Noch vier Tage bis zur antifaschistischen / antirassistischen Demonstration "Pogrome verhindern, bevor sie entstehen" im ostthüringischen Greiz. Im Folgenden eine kurze Situationsbeschreibung...

 

Pogromstimmung breitet sich aus im Herbst des Jahres 2013. An mehreren Orten Deutschlands versammeln sich Rassist*Innen unter der Fassade besorgter Bürger*Innen, um gegen Asylbewerber*Innen zu hetzen. Die propagandistische Ausschlachtung rassistischer Vorurteile wird, wenn nicht schweigend hingenommen, durch die Bevölkerung geteilt. Nicht umsonst gelang es im sächsischen Schneeberg Nazis schon zwei Mal in Folge, mehr als tausend Menschen auf die Straße zu mobilisieren. Auch in Greiz-Pohlitz marschierten Nazis und Anwohner*Innen mit Fackeln vor einem provisorischen Wohnheim für Geflüchtete auf. Wenn auch in der Dimension nicht mit Schneeberg vergleichbar, konnte auch hier bestehender Alltagsrassismus durch organisierte Nazis aufgegriffen werden.

Wenn wir der um sich greifenden rassistischen Pogromstimmung nicht Einhalt geboten wird, drohen Zustände wie in den 90er Jahren in Rostock-Lichtenhagen, Mölln, Solingen oder Hoyerswerda. „Pogrome verhindern, bevor sie entstehen!“, ist daher das Motto unserer Demonstration am 9.11. in Greiz.
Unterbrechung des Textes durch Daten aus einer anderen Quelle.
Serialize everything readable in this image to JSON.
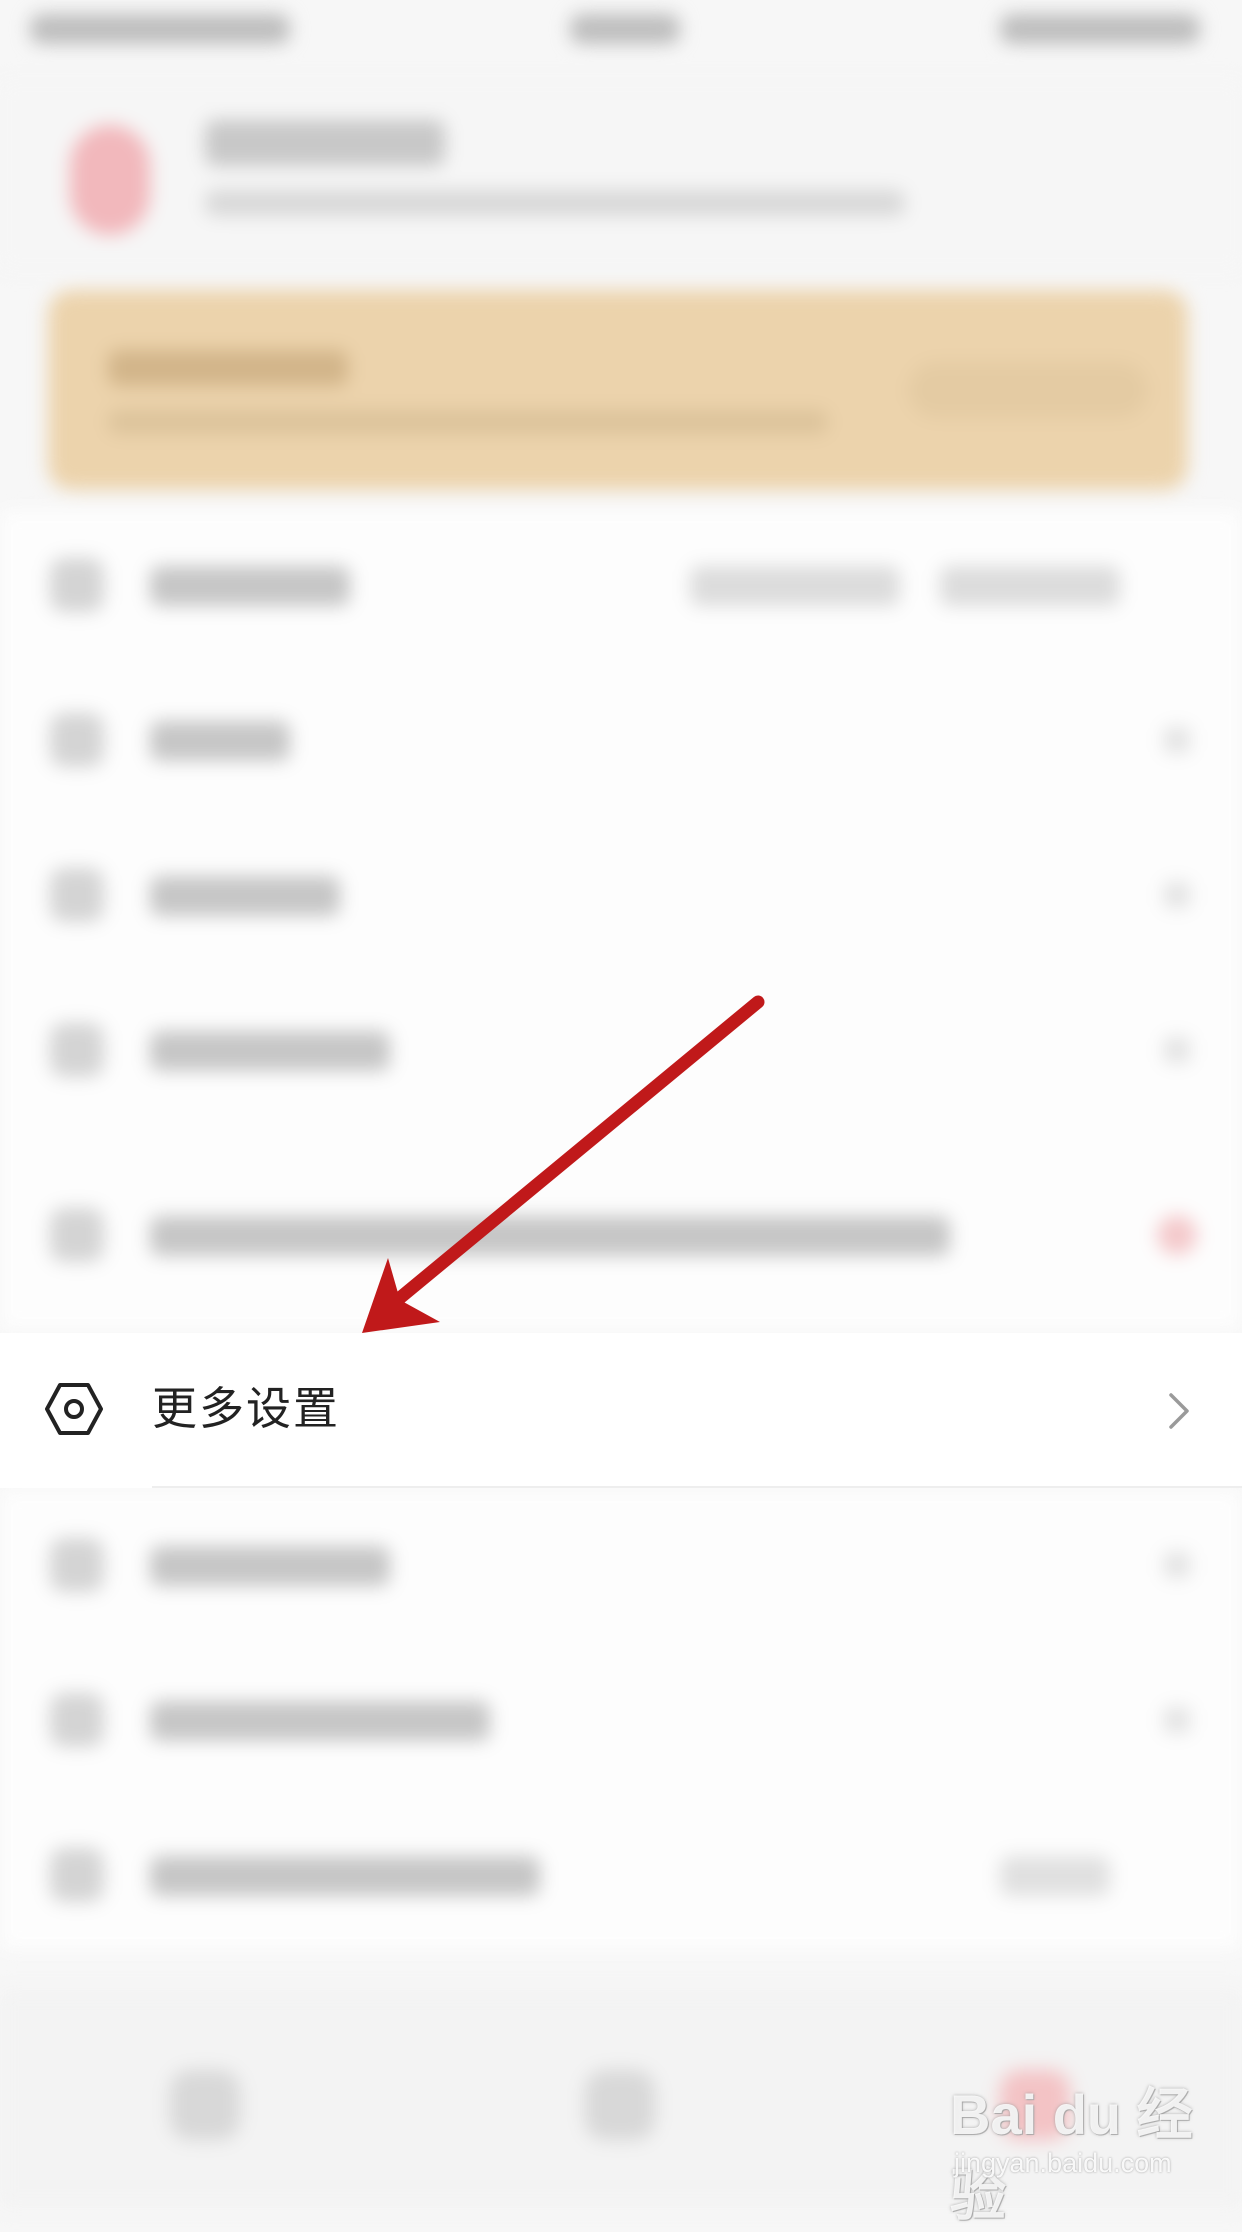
{
  "settings": {
    "more_settings_label": "更多设置"
  },
  "icons": {
    "settings": "hexagon-nut-icon",
    "chevron": "chevron-right-icon"
  },
  "watermark": {
    "logo": "Bai du 经验",
    "url": "jingyan.baidu.com"
  },
  "colors": {
    "arrow": "#c0191a",
    "avatar": "#f2b8bc",
    "vip_card": "#ecd3ac"
  }
}
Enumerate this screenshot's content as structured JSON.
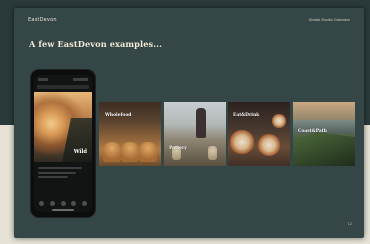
{
  "brand": "EastDevon",
  "header_right": "Global Studio Calendar",
  "heading": "A few EastDevon examples...",
  "phone": {
    "photo_label": "Wild"
  },
  "tiles": [
    {
      "label": "Wholefood"
    },
    {
      "label": "Pottery"
    },
    {
      "label": "Eat&Drink"
    },
    {
      "label": "Coast&Path"
    }
  ],
  "page_number": "12"
}
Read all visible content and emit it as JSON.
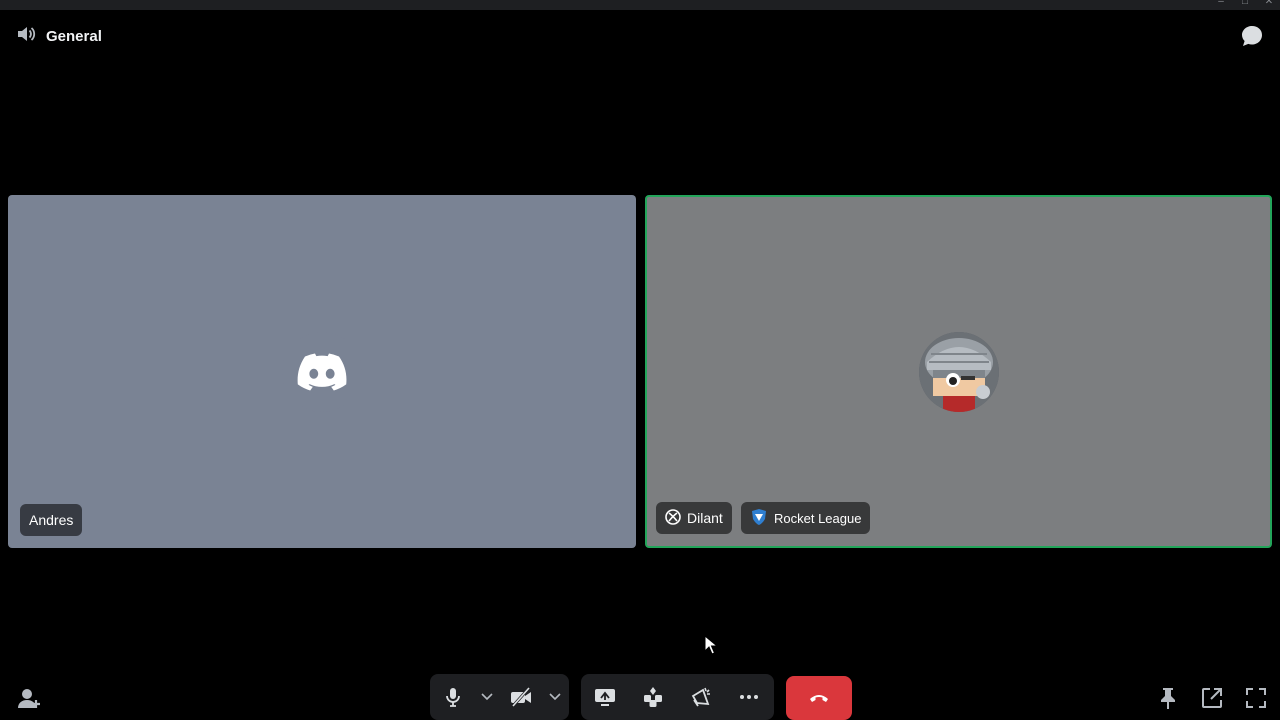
{
  "window": {
    "controls": [
      "minimize",
      "maximize",
      "close"
    ]
  },
  "header": {
    "channel_name": "General",
    "channel_icon": "speaker-icon",
    "chat_icon": "chat-bubble-icon"
  },
  "tiles": [
    {
      "user": "Andres",
      "avatar": "discord-logo-icon",
      "speaking": false,
      "bg": "#7a8394"
    },
    {
      "user": "Dilant",
      "platform_icon": "xbox-icon",
      "activity": "Rocket League",
      "activity_icon": "rocket-league-icon",
      "avatar": "pixel-character-avatar",
      "speaking": true,
      "bg": "#7c7e80",
      "speaking_color": "#23a55a"
    }
  ],
  "bottom_left": {
    "icon": "add-person-icon"
  },
  "controls": {
    "mic": "microphone-icon",
    "camera": "camera-off-icon",
    "screen_share": "screen-share-icon",
    "activities": "activities-icon",
    "soundboard": "soundboard-icon",
    "more": "more-icon",
    "disconnect": "hang-up-icon",
    "disconnect_color": "#da373c"
  },
  "right_tools": [
    "pin-icon",
    "popout-icon",
    "fullscreen-icon"
  ]
}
Auslöser der selbsternannten „Proteste“ in Greiz war die kurzfristige Unterbringung von etwa 50 Refugees in einem Plattenbau in Greiz-Pohlitz, der bis vor kurzem als Lehrlingswohnheim diente. Als dies am Freitag dem 13.09. bekannt wurde, versammelten sich spontan etwa 85 Nazis und Sympathisant*innen vor dem Heim. Die Nazis wussten, sich zu organisieren und gründeten eine „Bürgerinitiative gegen das Asylheim am Zaschberg“. In der folgenden Woche wiederholte sich das Spektakel, diesmal jedoch besucht von über 120 Nazis und Bürgern. Ab diesem Zeitpunkt verringerte sich die Teilnehmer*innenzahl der rassistischen Freitagskundgebungen wöchentlich – am 04.10. waren nur noch etwa 80 Menschen anwesend. Gleichzeitig war zu beobachten, dass sich auch auf Grund des negativen Medienechos wesentlich weniger Anwohner*innen an den Veranstaltungen der „Bürgerinitative“ beteiligten. Am 11.10. folgte schließlich der vorerst letzte Aufmarsch der Rassist*innen – trotz großer Mobilisierung schafften es wieder nur 80 Nazis und Sympathisant*innen nach Greiz, diesmal ins Stadtzentrum. Anwesend waren nicht nur Greizer Nazis, sondern auch das Freie Netz Kahla und Saalfelder Nazis. Die Anmeldung für den 18.10. wurde kurzfristig zurückgezogen – jedoch gehen wir davon aus, dass Nazis überregional zu einer Demonstration für den 23.11. nach Greiz mobilisieren! Die Köpfe hinter der Bürgerinitiative sind schon jahrelang in der organisierten Kameradschaftsszene Ostthüringens und Westsachsens aktiv. Wichtigste Personen sind David Köckert aus Greiz (jahrelang im Blood&Honour-Umfeld zugange) und Kevin Pahnke (Führungskader der Kameradschaft RNJ Vogtland). (für weitere Infos zu beteiligten Nazis: http://agv.blogsport.de/2013/10/08/greiz-rassistische-buergerinitiative-hetzt-gegen-fluechtlinge/  

 

Wir haben beschlossen, selbst aktiv zu werden. Von den Statements der Politik ist nichts zu erwarten, außer Imagepflege für Stadt und Landkreis Greiz. Natürlich unterstützen wir jegliche Solidarisierung, jegliches Statement gegen Diskriminierung. Wenn die Politik an Menschlichkeit und Toleranz appelliert, ist dies zweifellos zu begrüßen. Doch wie soll dies ernstgenommen sein, wenn die Vertreter*Innen derselben Politik seit Jahren im Landkreis Greiz ein Klima der Angst, der Ausgrenzung, der systematischen Diskriminierung, Kontrolle, des psychischen Drucks auf Flüchtlinge schufen?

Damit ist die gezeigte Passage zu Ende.